Medicamento ajuda na luta contra a Covid-19 — e reduz tempo de internamento

Novo estudo mostra potencial do antiviral Remdesivir, mas investigadores alertam que a droga não é suficiente "por si só".
Há esperança.

O medicamento antiviral Remdesivir pode ser eficaz na luta contra a Covid-19, caso seja usado antes de os pacientes serem ligados a um ventilador. Contudo, o uso isolado deste tratamento não é, por si só, suficiente para combater o novo coronavírus. As conclusões são de um novo estudo.

O documento, publicado no “New England Journal of Medicine”, mostra que o uso do Remdesivir encurtou a vida da doença nos pacientes de 15 para cerca de 11 dias — uma redução de 31 por cento no tempo de internamento dos infetados. 

O estudo, lançado pelo Instituto Nacional de Alergias e Doenças Infecciosas dos Estados Unidos, contou com a colaboração de 68 hospitais de todo o mundo. “Os resultados preliminares do ensaio sugerem que um tratamento de 10 dias com Remdesivir é superior a um com placebo”, revelaram os investigadores.

Os dados contribuem, desta forma, para reforçar “o uso do Remdesivir em pacientes hospitalizados com Covid-19 que requeiram terapia de oxigenação suplementar”. “Contudo, dadas as altas taxas de mortalidade verificadas, apesar do uso do Remdesivir, é claro que o tratamento com a droga antiviral por si só não será suficiente”, acrescentam.

A recomendação passsa por criar estratégias de combinação destes medicamentos antivirais em combinação com outras terapêuticas.

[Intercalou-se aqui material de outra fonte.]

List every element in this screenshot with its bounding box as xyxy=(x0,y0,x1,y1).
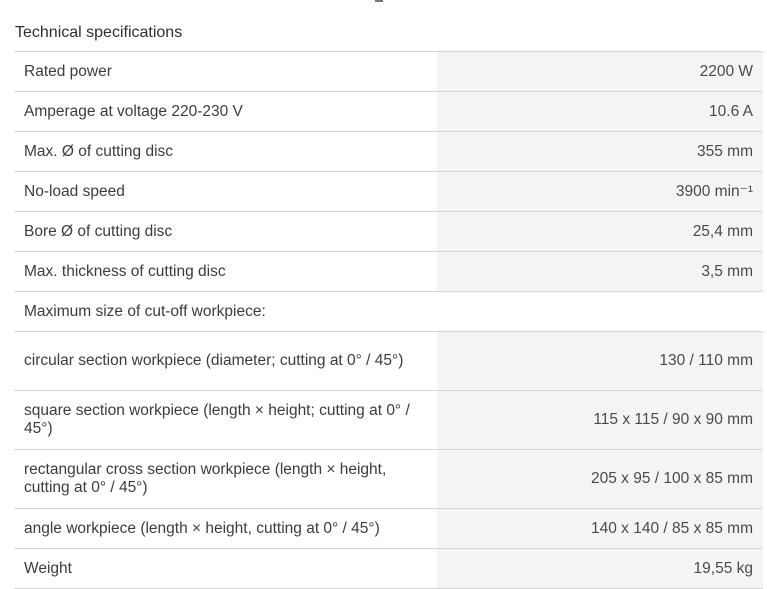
spec-value: 205 x 95 / 100 x 85 mm xyxy=(437,449,763,509)
spec-label: Rated power xyxy=(14,51,437,92)
spec-value: 140 x 140 / 85 x 85 mm xyxy=(437,508,763,549)
spec-label: Max. thickness of cutting disc xyxy=(14,251,437,292)
spec-row-max-workpiece-heading: Maximum size of cut-off workpiece: xyxy=(14,291,763,332)
spec-value: 3900 min⁻¹ xyxy=(437,171,763,212)
top-divider-mark xyxy=(375,0,383,2)
spec-row-amperage: Amperage at voltage 220-230 V 10.6 A xyxy=(14,91,763,132)
spec-label: Bore Ø of cutting disc xyxy=(14,211,437,252)
spec-value: 115 x 115 / 90 x 90 mm xyxy=(437,390,763,450)
spec-label: Max. Ø of cutting disc xyxy=(14,131,437,172)
spec-value: 3,5 mm xyxy=(437,251,763,292)
spec-label: circular section workpiece (diameter; cu… xyxy=(14,331,437,391)
spec-label: Maximum size of cut-off workpiece: xyxy=(14,291,437,332)
spec-value: 355 mm xyxy=(437,131,763,172)
spec-row-rectangular-section: rectangular cross section workpiece (len… xyxy=(14,449,763,509)
spec-row-rated-power: Rated power 2200 W xyxy=(14,51,763,92)
spec-label: No-load speed xyxy=(14,171,437,212)
spec-value: 10.6 A xyxy=(437,91,763,132)
spec-value: 130 / 110 mm xyxy=(437,331,763,391)
spec-label: rectangular cross section workpiece (len… xyxy=(14,449,437,509)
spec-label: angle workpiece (length × height, cuttin… xyxy=(14,508,437,549)
spec-label: Weight xyxy=(14,548,437,589)
spec-row-max-disc-thickness: Max. thickness of cutting disc 3,5 mm xyxy=(14,251,763,292)
spec-row-bore-diameter: Bore Ø of cutting disc 25,4 mm xyxy=(14,211,763,252)
spec-row-no-load-speed: No-load speed 3900 min⁻¹ xyxy=(14,171,763,212)
spec-label: square section workpiece (length × heigh… xyxy=(14,390,437,450)
spec-row-weight: Weight 19,55 kg xyxy=(14,548,763,589)
spec-table: Rated power 2200 W Amperage at voltage 2… xyxy=(14,51,763,589)
spec-value: 2200 W xyxy=(437,51,763,92)
spec-row-circular-section: circular section workpiece (diameter; cu… xyxy=(14,331,763,391)
spec-value xyxy=(437,291,763,332)
spec-label: Amperage at voltage 220-230 V xyxy=(14,91,437,132)
spec-row-angle-workpiece: angle workpiece (length × height, cuttin… xyxy=(14,508,763,549)
spec-value: 19,55 kg xyxy=(437,548,763,589)
spec-row-square-section: square section workpiece (length × heigh… xyxy=(14,390,763,450)
spec-row-max-disc-diameter: Max. Ø of cutting disc 355 mm xyxy=(14,131,763,172)
section-title: Technical specifications xyxy=(15,24,183,41)
spec-value: 25,4 mm xyxy=(437,211,763,252)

Durante as investigações, foram testados 1.063 pacientes. Os que tomaram efetivamente o Remdesivir — e não o placebo — demoraram, em média, 11 dias a recuperar. Por oposição, os restantes precisaram de perto de 15 dias. Dos medicados, sete por cento morreram, por comparação com 11,9 por cento dos pacientes que morreram durante a administração do placebo.

O efeito do Remdesivir foi mais eficaz quando aplicado antes dos pacientes necessitarem de ventilação mecânica. “As nossas descobertas sublinham a necessidade de identificar os casos de Covid-19 e iniciar o tratamento antiviral antes de que a doença pulmonar progrida.”

Além destas boas conclusões, foi também possível verificar que o medicamento não causou efeitos secundários notórios na maioria dos casos.